Canadians have called for strong legislation that will protect our fish and fish habitat for future generations. Following extensive consultation, we heard from thousands of Canadians, including over 200 Indigenous groups, who said that they want strong, fair and clear legislation that sustains our environment and protects our oceans and waterways.

On February 6, 2018, we introduced proposed amendments to restore lost protections and incorporate modern safeguards into the Fisheries Act.

A healthy and thriving fishing sector is of vital importance to our economy. While protection of fish and fish habitat was a key focus for this legislation, we also looked at changes to support the sustainability of Canada’s marine resources for generations to come.

Why we’re making changes

Changes that were made to the Fisheries Act in 2012 challenged our ability to protect fish and fish habitat.

Canadians, including Indigenous peoples as well as industry and environmental groups, expressed concerns with these changes and how they were made.

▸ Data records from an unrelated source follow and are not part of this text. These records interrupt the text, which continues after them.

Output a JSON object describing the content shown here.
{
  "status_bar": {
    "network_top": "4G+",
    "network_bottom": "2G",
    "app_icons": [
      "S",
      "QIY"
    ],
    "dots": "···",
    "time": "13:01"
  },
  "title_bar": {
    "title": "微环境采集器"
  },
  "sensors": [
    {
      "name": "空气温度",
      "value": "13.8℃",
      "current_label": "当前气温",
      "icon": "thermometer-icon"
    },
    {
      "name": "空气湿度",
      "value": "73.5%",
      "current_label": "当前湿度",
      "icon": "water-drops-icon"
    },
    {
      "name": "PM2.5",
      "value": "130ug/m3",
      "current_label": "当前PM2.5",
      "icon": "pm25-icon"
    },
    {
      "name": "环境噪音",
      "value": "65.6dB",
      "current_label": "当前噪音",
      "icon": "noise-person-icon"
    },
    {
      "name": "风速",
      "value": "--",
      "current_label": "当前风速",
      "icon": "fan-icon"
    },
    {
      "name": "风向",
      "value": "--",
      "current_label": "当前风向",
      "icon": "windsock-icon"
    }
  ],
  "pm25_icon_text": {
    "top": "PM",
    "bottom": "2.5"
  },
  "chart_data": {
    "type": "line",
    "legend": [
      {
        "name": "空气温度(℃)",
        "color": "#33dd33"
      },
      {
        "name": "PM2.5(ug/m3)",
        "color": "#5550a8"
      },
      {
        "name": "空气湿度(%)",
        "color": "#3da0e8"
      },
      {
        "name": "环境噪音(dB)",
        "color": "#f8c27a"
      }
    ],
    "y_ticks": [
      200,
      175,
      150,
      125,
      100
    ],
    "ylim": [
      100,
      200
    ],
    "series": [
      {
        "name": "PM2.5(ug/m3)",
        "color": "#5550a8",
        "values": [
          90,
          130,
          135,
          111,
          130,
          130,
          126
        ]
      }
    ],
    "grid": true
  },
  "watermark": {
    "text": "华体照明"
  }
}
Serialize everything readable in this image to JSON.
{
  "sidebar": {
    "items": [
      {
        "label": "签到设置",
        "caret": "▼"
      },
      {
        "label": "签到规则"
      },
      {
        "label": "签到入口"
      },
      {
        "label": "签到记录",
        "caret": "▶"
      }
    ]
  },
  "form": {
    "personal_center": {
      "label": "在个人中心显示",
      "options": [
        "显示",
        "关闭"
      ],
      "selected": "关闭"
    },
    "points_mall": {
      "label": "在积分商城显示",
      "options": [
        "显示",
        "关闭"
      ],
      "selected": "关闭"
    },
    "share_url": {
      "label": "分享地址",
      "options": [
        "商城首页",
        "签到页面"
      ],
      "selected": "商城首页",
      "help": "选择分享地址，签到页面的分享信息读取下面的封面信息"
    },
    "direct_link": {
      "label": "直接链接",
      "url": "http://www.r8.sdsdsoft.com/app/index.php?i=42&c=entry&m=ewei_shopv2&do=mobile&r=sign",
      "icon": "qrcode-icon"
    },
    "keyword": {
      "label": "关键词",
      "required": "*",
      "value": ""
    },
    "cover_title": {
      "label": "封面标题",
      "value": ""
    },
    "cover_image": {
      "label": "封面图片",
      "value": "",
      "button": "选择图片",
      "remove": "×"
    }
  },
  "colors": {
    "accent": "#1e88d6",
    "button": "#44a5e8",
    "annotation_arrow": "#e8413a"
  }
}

As part of the Government of Canada’s Review of Environmental and Regulatory Processes, we committed to reviewing the 2012 changes to the Act. We looked at how to:

  • restore lost protections and incorporate modern safeguards
  • provide better certainty for industry
  • ensure the long-term sustainability of marine resources
  • make sure that the Fisheries Act provides strong and meaningful protection for our fish and waters

What changes are proposed

If passed into law, our proposed changes would improve the protection of our fisheries and their ecosystems. Proposed amendments would:

  • restore lost protections by returning to comprehensive protection against harming all fish and fish habitat
  • strengthen the role of Indigenous peoples in project reviews, monitoring and policy development
  • recognize that decisions can be guided by principles of sustainability, precaution and ecosystem management
  • promote restoration of degraded habitat and rebuilding of depleted fish stocks
  • allow for the better management of large and small projects impacting fish and fish habitat through a new permitting framework and codes of practice
  • create full transparency for projects with a public registry
  • create new fisheries management tools to enhance the protection of fish and ecosystems
  • strengthen the long-term protection of marine refuges for biodiversity
  • help ensure that the economic benefits of fishing remain with the licence holders and their community by providing clear ability to enshrine current inshore fisheries policies into regulations
  • clarify and modernize enforcement powers to address emerging fisheries issues and to align with current provisions in other legislation

What happens next

The bill outlining these amendments marks a positive step towards restoring lost protections and incorporating modern safeguards into the Fisheries Act. Moving forward, the bill will be subject to the parliamentary process. Regulations and policies would be developed immediately in consultation with Indigenous groups, provinces and stakeholders to support the implementation of the amendments.

Throughout the parliamentary process, Canadians will have an opportunity to comment and share their views. The public can file written submissions to parliamentary committees or contact their Member of Parliament.

Once a bill passes the House of Commons and the Senate, it requires Royal Assent before finally becoming law.